Usually, the passing of American luminaries is hardly felt in the Jewish State, thick as it is with pressing domestic news. The gentleman from South Carolina was different: he had spent so long passionately and eloquently explaining to his fellow Americans that their nation’s interests in the Middle East were neatly aligned with Israel’s that he was seen as more than a mere political ally: He was a true friend, and breathless media reports treated him as one, mourning him prominently and at length.

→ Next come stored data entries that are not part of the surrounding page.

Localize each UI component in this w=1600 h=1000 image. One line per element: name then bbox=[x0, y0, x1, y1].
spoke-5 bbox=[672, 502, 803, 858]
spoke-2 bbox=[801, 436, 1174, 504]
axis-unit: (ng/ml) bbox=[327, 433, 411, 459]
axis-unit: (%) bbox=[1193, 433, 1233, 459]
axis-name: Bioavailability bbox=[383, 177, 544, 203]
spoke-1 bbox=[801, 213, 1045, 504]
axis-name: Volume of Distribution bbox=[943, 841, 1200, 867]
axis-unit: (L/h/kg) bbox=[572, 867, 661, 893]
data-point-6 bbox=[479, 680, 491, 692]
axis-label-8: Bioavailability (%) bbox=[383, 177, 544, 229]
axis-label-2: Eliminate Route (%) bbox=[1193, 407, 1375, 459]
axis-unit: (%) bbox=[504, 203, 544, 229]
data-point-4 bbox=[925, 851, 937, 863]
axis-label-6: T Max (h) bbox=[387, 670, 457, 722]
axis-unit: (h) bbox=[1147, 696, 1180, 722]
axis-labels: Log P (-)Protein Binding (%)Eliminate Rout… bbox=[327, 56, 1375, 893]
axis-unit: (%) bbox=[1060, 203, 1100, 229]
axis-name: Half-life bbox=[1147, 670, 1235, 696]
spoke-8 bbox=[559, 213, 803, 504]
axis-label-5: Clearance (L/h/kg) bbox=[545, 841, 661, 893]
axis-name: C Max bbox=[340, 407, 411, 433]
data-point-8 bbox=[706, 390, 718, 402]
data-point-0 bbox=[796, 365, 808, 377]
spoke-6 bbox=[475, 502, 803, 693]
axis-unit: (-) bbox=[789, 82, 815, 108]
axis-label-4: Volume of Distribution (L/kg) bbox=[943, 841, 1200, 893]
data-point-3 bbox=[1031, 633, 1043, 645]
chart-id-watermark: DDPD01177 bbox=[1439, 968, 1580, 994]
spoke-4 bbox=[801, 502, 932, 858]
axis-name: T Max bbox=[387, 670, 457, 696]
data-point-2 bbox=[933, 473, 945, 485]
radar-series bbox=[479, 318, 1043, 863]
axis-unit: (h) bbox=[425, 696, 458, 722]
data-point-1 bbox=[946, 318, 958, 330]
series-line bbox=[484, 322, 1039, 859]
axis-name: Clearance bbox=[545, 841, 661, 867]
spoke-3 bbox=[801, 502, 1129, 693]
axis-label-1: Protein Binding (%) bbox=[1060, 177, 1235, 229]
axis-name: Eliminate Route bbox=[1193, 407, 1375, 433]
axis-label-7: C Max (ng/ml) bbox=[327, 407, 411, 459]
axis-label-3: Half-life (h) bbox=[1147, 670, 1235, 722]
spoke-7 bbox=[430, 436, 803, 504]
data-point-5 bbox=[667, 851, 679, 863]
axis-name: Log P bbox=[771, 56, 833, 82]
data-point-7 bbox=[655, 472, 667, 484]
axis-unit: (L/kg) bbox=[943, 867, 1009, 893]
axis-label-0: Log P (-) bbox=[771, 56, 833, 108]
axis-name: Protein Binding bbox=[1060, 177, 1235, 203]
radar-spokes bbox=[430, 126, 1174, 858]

The grief is well deserved, as is the love. Few are the politicians who possessed such a clear understanding of the challenges facing western civilisation, the sacrifices that must be made to protect it, and the alliances it would take to keep it safe. In the immediate aftermath of October 7, 2023, for example, Graham quickly organised a bipartisan delegation to Israel, Egypt, and Saudi Arabia, making sure his fellow lawmakers understood precisely what was at stake in the war against Hamas, Hezbollah, and their overlords in Tehran.

And yet, incredibly, Lindsey Graham’s true greatness lay somewhere else entirely, in possessing a quality too many of us assumed to be extinct, a quality without which no political system could ever thrive – grace.

If you want to see that rare virtue on display, look up the speech Senator Graham gave during Supreme Court Justice Brett Kavanaugh’s confirmation hearing. Or maybe “speech” is putting it too mildly: showing the sort of real emotion all too uncommon in a business rarely accused of excess candour, Graham thundered at his Democrat friends across the aisle, friends he’d spent decades in the Senate genuinely cultivating in the interest of bipartisan collaboration.